A researcher who made a chicken walk like a dinosaur, linguists who discovered that the word “huh” is almost universal, and a scientist who timed how long it took for various animals to urinate. You guessed it: It’s that time of year again to reward the scientific research that first “makes people laugh, and then think.”
Researchers and scientists from six continents gathered for the 25th First Annual Ig Nobel Prize Ceremony, the spoof Nobels that rewards “improbable research.” Held this year at Harvard, the awards are handed out by actual Nobel Prize winners. This year's winners included scientists who invented a recipe to partially unboil an egg, and mathematicians who calculated if it was possible for a Moroccan emperor to father 888 children.
Winning the prize for physiology and entomology was Michael Smith from Cornell University, who undertook the painstaking research of discovering where it was most painful to be stung by a bee. Pressing the insects against 25 different parts of his body, he discovered that while the upper arm, skull and the tip of the middle toe were the least painful, the nostril, upper lip, and penis shaft were the most. “A sting to the nostril is so painful it's like a whole body experience,” he said.
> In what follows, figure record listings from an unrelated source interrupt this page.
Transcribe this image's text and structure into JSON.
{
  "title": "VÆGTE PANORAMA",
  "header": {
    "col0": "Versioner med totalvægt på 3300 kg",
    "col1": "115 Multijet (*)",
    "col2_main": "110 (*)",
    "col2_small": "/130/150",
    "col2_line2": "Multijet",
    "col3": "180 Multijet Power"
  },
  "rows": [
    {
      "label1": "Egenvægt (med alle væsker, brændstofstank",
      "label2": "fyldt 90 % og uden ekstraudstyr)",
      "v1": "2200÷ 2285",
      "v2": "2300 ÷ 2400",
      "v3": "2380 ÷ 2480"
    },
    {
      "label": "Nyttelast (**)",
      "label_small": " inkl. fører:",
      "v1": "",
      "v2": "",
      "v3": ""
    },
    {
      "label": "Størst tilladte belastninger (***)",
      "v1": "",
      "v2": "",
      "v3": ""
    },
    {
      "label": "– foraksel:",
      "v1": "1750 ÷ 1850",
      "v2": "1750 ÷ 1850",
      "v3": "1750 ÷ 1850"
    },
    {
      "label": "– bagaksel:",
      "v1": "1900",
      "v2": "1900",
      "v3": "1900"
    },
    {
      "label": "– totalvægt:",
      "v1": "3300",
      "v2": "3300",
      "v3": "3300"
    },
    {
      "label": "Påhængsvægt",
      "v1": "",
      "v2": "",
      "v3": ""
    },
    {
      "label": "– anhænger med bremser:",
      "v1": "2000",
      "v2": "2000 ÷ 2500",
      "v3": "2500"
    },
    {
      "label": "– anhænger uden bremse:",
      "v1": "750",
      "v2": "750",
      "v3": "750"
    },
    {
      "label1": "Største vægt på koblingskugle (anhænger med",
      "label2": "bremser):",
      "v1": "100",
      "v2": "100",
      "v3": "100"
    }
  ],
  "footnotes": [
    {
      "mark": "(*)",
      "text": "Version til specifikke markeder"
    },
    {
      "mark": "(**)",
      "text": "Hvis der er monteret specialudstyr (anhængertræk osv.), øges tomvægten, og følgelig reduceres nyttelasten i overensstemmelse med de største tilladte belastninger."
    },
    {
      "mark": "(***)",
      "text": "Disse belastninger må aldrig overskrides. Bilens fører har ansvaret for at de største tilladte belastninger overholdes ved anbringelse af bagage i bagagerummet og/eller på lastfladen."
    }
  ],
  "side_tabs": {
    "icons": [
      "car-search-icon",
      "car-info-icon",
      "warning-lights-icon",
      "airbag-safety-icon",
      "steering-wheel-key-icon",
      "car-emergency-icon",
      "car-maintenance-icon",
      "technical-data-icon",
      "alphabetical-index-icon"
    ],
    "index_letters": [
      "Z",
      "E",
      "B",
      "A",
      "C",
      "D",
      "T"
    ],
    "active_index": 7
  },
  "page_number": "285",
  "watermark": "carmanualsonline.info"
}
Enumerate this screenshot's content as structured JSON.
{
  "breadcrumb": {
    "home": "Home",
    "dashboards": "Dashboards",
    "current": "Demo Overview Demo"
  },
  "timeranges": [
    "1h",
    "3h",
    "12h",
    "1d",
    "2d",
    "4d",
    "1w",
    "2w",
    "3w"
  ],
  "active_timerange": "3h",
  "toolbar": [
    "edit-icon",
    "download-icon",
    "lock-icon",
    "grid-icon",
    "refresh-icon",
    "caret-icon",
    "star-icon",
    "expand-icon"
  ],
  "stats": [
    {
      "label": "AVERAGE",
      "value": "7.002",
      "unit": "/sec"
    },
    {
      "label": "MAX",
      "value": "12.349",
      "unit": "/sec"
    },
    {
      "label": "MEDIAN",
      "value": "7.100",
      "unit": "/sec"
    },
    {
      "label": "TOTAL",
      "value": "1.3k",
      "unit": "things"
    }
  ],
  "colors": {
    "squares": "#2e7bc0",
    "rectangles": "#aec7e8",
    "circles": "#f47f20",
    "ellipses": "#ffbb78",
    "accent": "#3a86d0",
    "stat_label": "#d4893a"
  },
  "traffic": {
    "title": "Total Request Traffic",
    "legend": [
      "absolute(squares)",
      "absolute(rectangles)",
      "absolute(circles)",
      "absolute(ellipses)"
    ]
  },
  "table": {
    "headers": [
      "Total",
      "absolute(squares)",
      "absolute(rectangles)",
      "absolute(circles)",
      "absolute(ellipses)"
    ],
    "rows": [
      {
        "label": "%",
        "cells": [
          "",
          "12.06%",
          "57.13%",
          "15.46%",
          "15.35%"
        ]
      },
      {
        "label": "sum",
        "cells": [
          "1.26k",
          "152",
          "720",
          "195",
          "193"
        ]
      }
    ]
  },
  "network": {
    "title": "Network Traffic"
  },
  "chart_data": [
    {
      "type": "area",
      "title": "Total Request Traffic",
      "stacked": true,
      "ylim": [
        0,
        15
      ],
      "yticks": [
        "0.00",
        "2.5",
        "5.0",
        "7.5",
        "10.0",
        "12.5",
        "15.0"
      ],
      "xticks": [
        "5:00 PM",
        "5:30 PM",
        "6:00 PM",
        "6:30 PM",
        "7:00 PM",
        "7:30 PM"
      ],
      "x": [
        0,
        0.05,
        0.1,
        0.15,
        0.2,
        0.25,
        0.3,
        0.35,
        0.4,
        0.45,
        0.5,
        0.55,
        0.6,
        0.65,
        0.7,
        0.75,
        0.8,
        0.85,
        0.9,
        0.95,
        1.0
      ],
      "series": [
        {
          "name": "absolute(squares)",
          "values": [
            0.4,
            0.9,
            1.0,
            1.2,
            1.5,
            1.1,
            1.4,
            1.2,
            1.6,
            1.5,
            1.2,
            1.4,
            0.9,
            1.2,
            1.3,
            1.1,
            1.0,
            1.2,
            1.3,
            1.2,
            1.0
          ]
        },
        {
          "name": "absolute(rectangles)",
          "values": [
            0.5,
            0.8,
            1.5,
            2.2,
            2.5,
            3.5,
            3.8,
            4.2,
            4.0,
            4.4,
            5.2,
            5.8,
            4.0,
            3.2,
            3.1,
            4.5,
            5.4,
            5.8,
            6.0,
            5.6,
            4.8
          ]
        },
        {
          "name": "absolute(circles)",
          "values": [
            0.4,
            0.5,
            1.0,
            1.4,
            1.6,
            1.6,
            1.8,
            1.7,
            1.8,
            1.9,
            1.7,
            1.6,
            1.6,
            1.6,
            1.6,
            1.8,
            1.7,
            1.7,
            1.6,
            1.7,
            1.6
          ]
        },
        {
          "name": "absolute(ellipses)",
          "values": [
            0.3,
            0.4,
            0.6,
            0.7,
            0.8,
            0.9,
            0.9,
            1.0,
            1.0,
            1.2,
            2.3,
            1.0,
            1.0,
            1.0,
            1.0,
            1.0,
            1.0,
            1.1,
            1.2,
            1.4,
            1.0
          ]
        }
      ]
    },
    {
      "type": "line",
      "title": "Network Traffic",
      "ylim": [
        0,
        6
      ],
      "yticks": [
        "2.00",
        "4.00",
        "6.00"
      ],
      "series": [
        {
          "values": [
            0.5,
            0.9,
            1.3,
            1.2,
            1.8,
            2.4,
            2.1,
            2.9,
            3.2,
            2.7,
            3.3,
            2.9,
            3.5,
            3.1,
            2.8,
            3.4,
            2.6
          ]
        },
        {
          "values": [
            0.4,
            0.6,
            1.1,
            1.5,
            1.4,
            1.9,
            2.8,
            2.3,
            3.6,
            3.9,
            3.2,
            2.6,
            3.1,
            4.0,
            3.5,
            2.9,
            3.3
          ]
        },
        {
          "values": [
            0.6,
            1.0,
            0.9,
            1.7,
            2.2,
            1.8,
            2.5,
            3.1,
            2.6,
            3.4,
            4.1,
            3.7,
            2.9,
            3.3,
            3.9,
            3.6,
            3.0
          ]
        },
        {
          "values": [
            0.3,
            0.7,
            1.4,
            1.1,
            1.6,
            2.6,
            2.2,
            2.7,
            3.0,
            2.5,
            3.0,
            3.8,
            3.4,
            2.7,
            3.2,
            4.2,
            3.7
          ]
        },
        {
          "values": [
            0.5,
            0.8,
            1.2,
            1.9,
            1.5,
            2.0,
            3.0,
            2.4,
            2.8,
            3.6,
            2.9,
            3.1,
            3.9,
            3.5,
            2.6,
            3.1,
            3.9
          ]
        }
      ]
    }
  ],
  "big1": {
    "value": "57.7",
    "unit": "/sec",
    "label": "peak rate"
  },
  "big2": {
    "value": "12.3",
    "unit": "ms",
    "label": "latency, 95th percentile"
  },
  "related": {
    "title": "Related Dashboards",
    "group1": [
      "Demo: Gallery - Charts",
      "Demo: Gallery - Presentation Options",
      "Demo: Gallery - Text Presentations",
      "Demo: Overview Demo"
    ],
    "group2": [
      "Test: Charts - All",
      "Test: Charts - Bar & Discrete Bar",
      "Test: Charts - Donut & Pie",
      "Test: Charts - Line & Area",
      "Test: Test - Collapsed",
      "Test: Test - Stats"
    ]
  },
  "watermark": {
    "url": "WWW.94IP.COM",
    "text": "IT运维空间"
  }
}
This prize was shared with Justin Schmidt, who devised a scale, called the Schmidt Sting Pain Index, of how painful various insect stings are by testing them on himself. Entrants included the bullet ant, which feels like “fire-walking over flaming charcoal with a three-inch rusty nail grinding into your heel.” On a scale of zero to four, it comes in at a four.
Other awards went to a team from Georgia Tech for discovering the “law of urination.” Using high-speed video analysis and fluid dynamics, they figured out that nearly all mammals larger than 3 kilograms (6.6 pounds) in size take on average the same amount of time to empty their bladder: 21 seconds. This is true from elephants to goats. While this might be a surprising finding, it could also have real-world applications, from water towers to drinking packs.
Doctors from the U.K. took home the Ig Nobel prize for diagnostic medicine: They found that speed bumps could be used for diagnosing acute appendicitis, depending on how much pain a patient felt when driving over them. The prize for biology went to scientists from the University of Chile who attached weighted tails onto chickens to analyze how dinosaurs might have walked. “We cannot test it in a real T. rex or any theropod dinosaurs – but we can in a chicken,” Dr. Rodrigo Vasquez, who accepted the prize, told the BBC.
All the winners receive a trophy, this year made from a flower pot with various elements sticking out of it, and a cash prize of a Zimbabwean 10-trillion-dollar bill – which at current exchange rates is worth a couple of U.S. dollars. But the real prize is the recognition and fun while celebrating some slightly bonkers, but scientifically accurate, research at a gloriously eccentric event.